Manca davvero poco alla chiamata alle urne per il referendum chiamato “separazione delle carriere”. Francamente non se ne sentiva il bisogno. Le forze di governo hanno scelto di impegnare il popolo italiano a decidere su una materia tecnica dalle motivazioni sospette, anziché impegnarsi in una importante riforma per la riduzione dei tempi dei processi e trovare le risorse per coprire le carenze di organici e dotazioni.

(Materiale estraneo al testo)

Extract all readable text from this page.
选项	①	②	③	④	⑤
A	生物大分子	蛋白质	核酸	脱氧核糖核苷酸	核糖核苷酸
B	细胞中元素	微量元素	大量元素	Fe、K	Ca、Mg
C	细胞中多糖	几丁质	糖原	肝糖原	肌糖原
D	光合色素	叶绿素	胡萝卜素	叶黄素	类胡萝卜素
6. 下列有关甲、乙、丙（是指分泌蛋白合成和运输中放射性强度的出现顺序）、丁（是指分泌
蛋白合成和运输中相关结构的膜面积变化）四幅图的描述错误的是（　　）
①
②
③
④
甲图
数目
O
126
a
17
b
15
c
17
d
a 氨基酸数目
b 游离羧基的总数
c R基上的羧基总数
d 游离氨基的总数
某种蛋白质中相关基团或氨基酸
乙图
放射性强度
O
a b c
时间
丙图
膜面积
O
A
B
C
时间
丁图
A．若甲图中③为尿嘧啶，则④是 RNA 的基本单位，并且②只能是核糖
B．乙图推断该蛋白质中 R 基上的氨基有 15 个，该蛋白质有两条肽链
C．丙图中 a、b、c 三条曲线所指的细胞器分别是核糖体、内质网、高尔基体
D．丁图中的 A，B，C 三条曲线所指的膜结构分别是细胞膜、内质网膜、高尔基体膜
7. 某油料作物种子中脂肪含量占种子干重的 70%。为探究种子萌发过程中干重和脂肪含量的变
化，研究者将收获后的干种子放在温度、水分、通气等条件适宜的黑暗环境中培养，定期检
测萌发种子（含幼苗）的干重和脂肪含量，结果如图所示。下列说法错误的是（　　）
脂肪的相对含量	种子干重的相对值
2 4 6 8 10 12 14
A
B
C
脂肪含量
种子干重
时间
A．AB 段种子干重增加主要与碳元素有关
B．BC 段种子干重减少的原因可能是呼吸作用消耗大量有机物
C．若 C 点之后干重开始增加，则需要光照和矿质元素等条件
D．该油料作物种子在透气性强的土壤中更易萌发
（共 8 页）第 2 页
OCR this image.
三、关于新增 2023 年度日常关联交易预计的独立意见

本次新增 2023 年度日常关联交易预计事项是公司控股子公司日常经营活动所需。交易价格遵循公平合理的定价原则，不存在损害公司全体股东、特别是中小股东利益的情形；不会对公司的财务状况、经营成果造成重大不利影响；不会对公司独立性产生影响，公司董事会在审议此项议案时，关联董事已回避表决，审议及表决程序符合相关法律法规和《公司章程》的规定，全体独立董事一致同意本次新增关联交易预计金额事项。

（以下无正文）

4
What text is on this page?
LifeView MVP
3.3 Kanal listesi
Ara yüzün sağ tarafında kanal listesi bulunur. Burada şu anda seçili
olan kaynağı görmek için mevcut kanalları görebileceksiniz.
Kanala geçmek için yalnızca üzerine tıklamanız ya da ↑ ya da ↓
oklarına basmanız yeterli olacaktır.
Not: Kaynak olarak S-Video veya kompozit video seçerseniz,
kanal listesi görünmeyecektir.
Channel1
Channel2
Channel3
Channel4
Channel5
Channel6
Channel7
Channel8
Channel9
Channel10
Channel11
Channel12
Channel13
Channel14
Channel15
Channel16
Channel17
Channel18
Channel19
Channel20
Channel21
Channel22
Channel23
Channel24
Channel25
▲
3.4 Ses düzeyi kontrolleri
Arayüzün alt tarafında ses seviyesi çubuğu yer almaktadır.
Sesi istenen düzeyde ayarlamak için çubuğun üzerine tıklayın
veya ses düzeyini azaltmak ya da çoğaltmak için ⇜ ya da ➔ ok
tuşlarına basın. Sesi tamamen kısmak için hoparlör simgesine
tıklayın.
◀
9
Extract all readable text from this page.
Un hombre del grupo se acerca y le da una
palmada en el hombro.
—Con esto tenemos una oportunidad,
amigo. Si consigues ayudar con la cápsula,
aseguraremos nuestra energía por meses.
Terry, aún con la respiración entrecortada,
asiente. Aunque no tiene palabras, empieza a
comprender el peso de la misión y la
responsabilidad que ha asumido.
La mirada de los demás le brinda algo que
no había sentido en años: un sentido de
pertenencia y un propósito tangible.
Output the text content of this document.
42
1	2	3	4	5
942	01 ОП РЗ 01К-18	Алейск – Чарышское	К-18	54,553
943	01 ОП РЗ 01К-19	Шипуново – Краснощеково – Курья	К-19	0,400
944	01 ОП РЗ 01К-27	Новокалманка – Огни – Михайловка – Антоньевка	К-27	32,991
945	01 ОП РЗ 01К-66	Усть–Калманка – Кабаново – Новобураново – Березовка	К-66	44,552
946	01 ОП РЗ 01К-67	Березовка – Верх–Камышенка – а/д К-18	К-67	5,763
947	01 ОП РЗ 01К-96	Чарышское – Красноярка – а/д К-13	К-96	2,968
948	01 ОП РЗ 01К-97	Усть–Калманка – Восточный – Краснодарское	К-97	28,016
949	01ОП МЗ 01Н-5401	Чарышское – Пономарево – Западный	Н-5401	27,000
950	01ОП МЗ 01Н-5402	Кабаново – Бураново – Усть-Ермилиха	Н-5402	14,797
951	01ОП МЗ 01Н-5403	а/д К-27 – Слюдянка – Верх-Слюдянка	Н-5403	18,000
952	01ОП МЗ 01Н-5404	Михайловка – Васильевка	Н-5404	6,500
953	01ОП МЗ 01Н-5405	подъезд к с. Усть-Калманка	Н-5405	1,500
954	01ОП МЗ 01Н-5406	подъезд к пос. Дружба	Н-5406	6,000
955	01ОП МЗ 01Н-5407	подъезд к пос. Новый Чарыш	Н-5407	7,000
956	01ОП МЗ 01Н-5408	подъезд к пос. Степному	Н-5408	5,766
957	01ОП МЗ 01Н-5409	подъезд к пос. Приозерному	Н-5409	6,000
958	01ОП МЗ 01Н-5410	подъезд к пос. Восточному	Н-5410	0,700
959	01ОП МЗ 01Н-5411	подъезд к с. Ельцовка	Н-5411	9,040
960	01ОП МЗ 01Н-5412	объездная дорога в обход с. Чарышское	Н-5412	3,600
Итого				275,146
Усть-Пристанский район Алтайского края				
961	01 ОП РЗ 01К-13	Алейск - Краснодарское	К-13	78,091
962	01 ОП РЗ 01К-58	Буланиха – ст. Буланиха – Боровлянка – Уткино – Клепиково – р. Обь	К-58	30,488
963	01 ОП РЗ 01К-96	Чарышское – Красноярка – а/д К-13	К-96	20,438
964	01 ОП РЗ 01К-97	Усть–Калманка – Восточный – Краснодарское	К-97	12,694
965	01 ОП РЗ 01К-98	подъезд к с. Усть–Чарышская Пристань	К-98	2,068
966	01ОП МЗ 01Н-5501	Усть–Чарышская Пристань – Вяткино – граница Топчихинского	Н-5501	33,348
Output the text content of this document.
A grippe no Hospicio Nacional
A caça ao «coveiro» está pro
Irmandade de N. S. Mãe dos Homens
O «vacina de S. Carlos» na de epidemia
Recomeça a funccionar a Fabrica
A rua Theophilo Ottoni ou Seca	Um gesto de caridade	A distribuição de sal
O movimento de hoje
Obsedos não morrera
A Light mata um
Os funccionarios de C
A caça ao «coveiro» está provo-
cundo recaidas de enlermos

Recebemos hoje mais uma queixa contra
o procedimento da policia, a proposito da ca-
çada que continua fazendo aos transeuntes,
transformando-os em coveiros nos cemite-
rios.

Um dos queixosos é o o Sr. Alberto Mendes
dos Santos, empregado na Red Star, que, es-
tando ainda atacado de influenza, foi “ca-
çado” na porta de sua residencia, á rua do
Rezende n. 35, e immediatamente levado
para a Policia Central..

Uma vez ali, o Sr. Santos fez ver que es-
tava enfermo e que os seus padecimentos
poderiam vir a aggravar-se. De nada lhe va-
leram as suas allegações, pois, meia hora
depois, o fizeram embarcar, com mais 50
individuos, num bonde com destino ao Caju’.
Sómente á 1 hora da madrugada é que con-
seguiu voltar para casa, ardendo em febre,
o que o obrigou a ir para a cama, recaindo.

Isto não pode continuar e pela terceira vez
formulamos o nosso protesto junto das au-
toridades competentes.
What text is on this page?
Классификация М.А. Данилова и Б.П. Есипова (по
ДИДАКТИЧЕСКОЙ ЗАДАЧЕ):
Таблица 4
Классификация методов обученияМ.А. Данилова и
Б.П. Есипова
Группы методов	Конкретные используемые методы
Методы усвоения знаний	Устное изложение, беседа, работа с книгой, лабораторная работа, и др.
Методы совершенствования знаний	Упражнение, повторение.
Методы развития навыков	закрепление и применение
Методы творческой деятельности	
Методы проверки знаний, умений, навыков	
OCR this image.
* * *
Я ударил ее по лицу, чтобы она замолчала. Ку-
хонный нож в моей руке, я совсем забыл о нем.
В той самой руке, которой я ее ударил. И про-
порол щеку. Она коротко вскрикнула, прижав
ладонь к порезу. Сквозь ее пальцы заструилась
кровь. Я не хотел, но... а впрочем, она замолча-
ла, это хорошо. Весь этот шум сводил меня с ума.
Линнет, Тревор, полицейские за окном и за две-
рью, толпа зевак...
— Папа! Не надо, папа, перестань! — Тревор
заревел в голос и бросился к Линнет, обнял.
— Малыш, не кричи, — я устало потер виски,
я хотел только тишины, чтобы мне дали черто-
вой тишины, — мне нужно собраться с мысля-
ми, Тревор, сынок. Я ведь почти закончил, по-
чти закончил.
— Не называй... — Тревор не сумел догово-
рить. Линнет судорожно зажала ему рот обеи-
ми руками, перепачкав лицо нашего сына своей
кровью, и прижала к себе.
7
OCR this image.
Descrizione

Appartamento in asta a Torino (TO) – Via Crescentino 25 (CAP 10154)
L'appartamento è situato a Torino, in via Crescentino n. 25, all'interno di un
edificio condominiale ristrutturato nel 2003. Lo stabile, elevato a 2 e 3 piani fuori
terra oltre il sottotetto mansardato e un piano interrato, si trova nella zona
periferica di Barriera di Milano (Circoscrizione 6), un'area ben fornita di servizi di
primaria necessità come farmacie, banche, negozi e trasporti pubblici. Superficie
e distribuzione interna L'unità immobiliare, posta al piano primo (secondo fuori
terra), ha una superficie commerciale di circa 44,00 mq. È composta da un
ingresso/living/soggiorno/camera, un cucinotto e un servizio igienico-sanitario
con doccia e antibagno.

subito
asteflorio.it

L’iter che è stato scelto dalle forze di governo ha scavalcato l’approvazione attraverso una maggioranza cosiddetta qualificata, come sarebbe stato normale per incidere su una materia così delicata che tocca ben sette articoli della nostra benedetta Costituzione. Domenica 22 e lunedì 23 marzo per regolamento vincerà chi avrà ricevuto anche solo un voto in più: anche se si trattasse di una manciata di votanti, perché non è previsto un Quorum (cioè un numero minimo di votanti).
Inoltre, a differenza di altre elezioni, questa volta il governo ha deciso che si potrà votare solo nelle proprie sedi di residenza: risuona come una beffa, l’esclusione di ca. 5 milioni di italiani, tra cui lavoratori e studenti fuori sede che non potranno esercitare il proprio diritto.
Questo referendum è una brutta storia:
le argomentazioni, spesso speciose e le insinuazioni usate da alcuni fautori ruspanti del Sì, offendono profondamente le istituzioni democratiche. Si è persino fatto uso di terrorismo psicologico, usando temi forti. Giorgia Meloni in persona minaccia gli italiani, quando asserisce che se vincessero i no gli stupratori, i pedofili e gli spacciatori sarebbero rimessi in libertà. Ma confonde le carte, dato che è stato proprio il governo ad organizzare il trasferimento da uomo libero, con un volo di stato, dello stupratore, pluriomicida orribile che ha nome generale Almasri, condannato dalla Corte internazionale dell’Aja per crimini contro l’umanità, avvenuti nel carcere libico di Mitiga.
Meloni usa gli espedienti lacrimosi cari alle favole col lupo, quando sostiene che i figli verrebbero strappati alle madri, perché i giudici non condividono il loro stile di vita, se vivono in un bosco. Finge di non conoscere le gravi manchevolezze di certi genitori avventati, i cui figli minori vanno tutelati dalla legge.
Il campionario di sciocchezze, che abbiamo udito in questi mesi, nasconde malamente un progetto, caro fin dai tempi del sant’uomo Berlusconi: rendere la vita difficile ai magistrati, quando mettono in crisi le scelte dei partiti di governo. Lo stesso ministro della Giustizia Nordio, in una nota dichiarazione, ha candidamente svelato questa concreta possibilità, concessa bipartisan anche all’opposizione, qualora andasse a sua volta al governo del Paese: una volta a me e una a te, non guasta a nessuno…
La magistratura odierna, tratteggiata dai fautori del sì, assomiglia ingiustamente ad una banda dove albergano troppi sprovveduti o corruttibili, senza criterio di equità. Questa menzogna fa rabbrividire, pensando alle decine e decine di magistrati deceduti per ribadire il predominio della correttezza e della legge contro l’infamia delle mafie, delle prevaricazioni, del malaffare anche politico.
Non desidero sprecare ancora un’ennesima volta la citazione dei nomi di quei magistrati, tanti martiri della democrazia, che ci hanno salvato dalle derive delinquenziali, pagando un caro prezzo. E tutt’ora molti altri, uno per tutti il dott. Gratteri, che trascorrono la propria carriera costretti in una situazione logorante, protetti dalla scorta e senza vita privata, per tener fede al proprio giuramento solenne e minacciati continuamente.
Per questi motivi e per i molti altri che sono stati elencati nelle decine di dibattiti, ci auguriamo che il popolo italiano vada alle urne e depositi il proprio sacrosanto NO alla modifica della costituzione, NO all’inutile separazione delle carriere, NO al pericolo di ingerenze della politica nella magistratura.